En haut de la liste de voeux de Washington figurent des accords dans le domaine de l'agriculture et peut-être la confirmation d'une commande massive d'appareils auprès de Boeing.
M. Trump a emmené le PDG de l'avionneur, Kelly Ortberg, mais aussi Elon Musk et les patrons d'Apple ou du géant des puces électroniques Nvidia.
En route pour la Chine, M. Trump a dit sur les réseaux sociaux qu'il presserait M. Xi d'"ouvrir" son pays aux entreprises américaines.
Avec l'excédent commercial chinois, les pratiques déloyales ou les violations de propriété intellectuelle imputées à la Chine, les obstacles à l'accès au marché chinois sont l'un des grands griefs des Etats-Unis, comme d'autres pays développés, à l'encontre de Pékin.
Les autres points de friction ne manquent pas: approvisionnements en terres rares ou en semi-conducteurs, Taïwan, auxquels est venue s'ajouter fin février la guerre en Iran.

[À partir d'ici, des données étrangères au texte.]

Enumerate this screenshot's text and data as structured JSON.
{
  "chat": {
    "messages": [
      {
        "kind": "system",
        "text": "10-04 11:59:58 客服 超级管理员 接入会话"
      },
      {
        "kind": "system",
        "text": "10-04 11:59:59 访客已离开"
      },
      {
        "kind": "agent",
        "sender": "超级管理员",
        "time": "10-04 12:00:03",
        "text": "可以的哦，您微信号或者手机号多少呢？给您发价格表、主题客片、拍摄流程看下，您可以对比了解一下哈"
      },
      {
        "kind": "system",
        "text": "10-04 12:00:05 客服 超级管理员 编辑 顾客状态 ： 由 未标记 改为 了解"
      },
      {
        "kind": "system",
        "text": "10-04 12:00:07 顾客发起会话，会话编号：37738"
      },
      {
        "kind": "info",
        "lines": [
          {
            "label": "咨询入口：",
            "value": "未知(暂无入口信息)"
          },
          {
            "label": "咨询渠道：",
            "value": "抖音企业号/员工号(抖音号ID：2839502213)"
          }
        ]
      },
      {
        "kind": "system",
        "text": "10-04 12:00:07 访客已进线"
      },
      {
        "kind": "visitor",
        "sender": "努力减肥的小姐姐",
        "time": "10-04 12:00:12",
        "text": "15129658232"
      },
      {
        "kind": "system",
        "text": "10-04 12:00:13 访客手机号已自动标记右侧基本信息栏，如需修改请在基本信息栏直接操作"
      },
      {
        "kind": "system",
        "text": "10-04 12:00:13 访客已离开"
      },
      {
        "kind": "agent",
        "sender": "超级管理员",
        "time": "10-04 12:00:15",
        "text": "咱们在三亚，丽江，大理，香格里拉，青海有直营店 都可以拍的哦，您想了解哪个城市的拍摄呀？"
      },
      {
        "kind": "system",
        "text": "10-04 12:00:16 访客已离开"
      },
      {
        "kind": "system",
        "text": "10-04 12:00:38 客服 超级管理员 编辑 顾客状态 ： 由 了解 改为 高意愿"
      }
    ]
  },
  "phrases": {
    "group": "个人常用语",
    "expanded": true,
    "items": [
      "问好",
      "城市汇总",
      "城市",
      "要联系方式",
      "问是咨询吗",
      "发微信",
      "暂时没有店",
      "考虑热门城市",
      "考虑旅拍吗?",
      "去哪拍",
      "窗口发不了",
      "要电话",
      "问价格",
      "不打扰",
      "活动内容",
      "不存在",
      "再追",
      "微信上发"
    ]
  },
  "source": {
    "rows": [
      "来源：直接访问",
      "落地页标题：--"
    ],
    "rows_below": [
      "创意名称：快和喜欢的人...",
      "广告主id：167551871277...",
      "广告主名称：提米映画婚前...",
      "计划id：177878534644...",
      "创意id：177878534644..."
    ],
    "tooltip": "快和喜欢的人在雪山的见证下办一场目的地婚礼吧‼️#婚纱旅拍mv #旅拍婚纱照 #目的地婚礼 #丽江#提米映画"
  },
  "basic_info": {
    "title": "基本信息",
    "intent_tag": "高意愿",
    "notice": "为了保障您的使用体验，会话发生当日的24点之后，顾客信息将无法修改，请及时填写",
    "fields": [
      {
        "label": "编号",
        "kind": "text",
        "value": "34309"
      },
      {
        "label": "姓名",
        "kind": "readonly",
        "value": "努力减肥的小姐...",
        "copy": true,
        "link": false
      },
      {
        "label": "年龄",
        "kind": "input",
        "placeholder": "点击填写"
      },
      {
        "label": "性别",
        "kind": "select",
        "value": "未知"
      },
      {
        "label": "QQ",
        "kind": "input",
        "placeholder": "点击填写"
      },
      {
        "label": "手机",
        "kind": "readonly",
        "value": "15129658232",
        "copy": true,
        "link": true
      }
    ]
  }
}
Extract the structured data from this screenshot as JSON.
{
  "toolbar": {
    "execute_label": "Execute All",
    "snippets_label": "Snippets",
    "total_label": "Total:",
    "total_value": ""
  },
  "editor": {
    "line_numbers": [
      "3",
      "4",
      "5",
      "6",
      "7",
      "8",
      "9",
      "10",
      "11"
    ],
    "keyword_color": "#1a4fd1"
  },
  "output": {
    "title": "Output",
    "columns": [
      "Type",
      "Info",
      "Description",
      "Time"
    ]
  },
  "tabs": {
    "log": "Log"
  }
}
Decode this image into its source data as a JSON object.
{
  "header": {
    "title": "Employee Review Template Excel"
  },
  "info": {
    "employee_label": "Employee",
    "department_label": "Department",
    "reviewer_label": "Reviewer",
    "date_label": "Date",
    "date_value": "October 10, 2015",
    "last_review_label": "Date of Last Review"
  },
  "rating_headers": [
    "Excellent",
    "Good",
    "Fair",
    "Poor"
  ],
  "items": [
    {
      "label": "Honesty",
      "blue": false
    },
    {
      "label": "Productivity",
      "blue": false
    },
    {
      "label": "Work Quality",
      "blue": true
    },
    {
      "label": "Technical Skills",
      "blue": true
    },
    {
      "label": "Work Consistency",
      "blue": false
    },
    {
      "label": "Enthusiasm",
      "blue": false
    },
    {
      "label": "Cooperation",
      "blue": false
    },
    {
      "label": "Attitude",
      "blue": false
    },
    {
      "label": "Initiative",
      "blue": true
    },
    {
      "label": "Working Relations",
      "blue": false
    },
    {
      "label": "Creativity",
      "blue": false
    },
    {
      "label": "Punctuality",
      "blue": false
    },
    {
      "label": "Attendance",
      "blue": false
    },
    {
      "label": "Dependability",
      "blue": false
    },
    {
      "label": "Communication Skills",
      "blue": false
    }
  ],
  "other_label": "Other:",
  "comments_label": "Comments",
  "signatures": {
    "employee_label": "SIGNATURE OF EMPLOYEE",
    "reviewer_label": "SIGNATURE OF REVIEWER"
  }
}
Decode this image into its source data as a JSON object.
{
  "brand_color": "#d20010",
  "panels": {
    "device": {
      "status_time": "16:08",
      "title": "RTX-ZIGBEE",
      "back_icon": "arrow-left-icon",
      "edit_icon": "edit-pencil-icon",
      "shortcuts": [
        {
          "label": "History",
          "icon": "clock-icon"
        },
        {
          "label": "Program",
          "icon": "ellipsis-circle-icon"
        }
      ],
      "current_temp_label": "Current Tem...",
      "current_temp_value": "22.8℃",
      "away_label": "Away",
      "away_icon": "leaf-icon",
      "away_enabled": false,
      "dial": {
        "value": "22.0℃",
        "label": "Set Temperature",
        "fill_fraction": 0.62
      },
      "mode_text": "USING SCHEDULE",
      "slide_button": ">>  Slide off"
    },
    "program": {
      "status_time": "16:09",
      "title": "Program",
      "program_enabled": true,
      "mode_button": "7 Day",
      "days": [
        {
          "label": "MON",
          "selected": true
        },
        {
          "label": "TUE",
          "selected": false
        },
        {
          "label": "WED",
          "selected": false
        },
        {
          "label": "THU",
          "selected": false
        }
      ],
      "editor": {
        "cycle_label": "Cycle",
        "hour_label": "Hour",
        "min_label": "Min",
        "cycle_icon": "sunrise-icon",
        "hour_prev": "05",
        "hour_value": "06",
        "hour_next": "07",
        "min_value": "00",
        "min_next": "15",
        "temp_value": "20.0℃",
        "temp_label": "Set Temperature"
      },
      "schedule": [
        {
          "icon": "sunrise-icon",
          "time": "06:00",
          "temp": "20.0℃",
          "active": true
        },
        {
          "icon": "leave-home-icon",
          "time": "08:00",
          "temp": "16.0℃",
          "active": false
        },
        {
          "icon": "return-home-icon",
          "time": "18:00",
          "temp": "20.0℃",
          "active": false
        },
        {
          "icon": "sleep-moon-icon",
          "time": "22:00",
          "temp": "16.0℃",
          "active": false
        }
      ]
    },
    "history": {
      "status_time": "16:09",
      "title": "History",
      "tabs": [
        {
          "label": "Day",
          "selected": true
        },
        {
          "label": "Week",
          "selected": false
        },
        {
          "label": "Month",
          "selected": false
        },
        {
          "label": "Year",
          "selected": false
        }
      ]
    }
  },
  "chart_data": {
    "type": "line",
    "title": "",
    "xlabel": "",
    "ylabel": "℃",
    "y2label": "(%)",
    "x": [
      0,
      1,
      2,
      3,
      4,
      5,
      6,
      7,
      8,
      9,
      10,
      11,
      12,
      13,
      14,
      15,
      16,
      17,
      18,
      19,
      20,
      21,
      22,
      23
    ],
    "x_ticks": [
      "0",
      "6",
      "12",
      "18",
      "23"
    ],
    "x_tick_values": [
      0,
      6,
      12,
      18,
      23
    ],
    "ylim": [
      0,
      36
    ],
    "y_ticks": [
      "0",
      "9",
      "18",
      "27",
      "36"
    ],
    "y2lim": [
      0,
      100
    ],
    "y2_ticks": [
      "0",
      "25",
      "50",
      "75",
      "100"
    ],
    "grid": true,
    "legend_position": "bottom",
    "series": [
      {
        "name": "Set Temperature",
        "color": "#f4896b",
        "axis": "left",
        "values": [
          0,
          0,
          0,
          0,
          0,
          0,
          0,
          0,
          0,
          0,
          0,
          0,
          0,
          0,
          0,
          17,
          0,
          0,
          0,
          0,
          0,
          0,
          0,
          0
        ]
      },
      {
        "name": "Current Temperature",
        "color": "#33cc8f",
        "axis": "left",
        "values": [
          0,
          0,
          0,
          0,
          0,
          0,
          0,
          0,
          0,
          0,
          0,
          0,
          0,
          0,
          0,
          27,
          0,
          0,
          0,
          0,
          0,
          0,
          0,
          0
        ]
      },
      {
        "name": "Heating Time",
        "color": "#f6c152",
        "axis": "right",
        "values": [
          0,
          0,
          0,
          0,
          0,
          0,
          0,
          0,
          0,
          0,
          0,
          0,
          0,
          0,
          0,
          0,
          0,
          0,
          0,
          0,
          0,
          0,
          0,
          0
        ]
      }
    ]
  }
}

- Recherche de "stabilité" -
Selon le gouvernement américain, M. Trump entend faire pression pour que la Chine, un partenaire stratégique et économique primordial de l'Iran - elle est le principal pays importateur de son pétrole -, use de son influence en vue d'une sortie de crise dans le Golfe.
"Nous espérons les convaincre de jouer un rôle plus actif pour amener l'Iran à renoncer à ce qu'il fait actuellement, et à ce qu'il cherche à faire dans le golfe Persique", a déclaré le secrétaire d'Etat Marco Rubio à Fox News, selon un extrait d'une interview enregistrée pendant le vol vers la Chine.
Donald Trump, quant à lui, a dit qu'il aurait "une longue conversation" avec Xi Jinping sur le dossier iranien.
La quasi fermeture du détroit d'Ormuz sous l'effet des blocus iranien et américain impacte directement la Chine. Sur le long terme, disent les experts, elle est si dépendante des échanges internationaux, qu'elle a des raisons de s'inquiéter du contrecoup sur son économie d'un conflit qui se prolongerait.
La Chine a martelé à l'approche du sommet qu'elle en espérait "plus de stabilité" dans les relations internationales.
Les experts tempèrent les espoirs de voir le sommet, passé les annonces commerciales éventuelles, atténuer significativement la rivalité tous azimuts entre la Chine et les Etats-Unis. Ils prêteront une attention particulière aux propos échangés sur Taïwan, que la Chine considère comme faisant partie intégrante de son territoire et dont les Etats-Unis sont le principal soutien.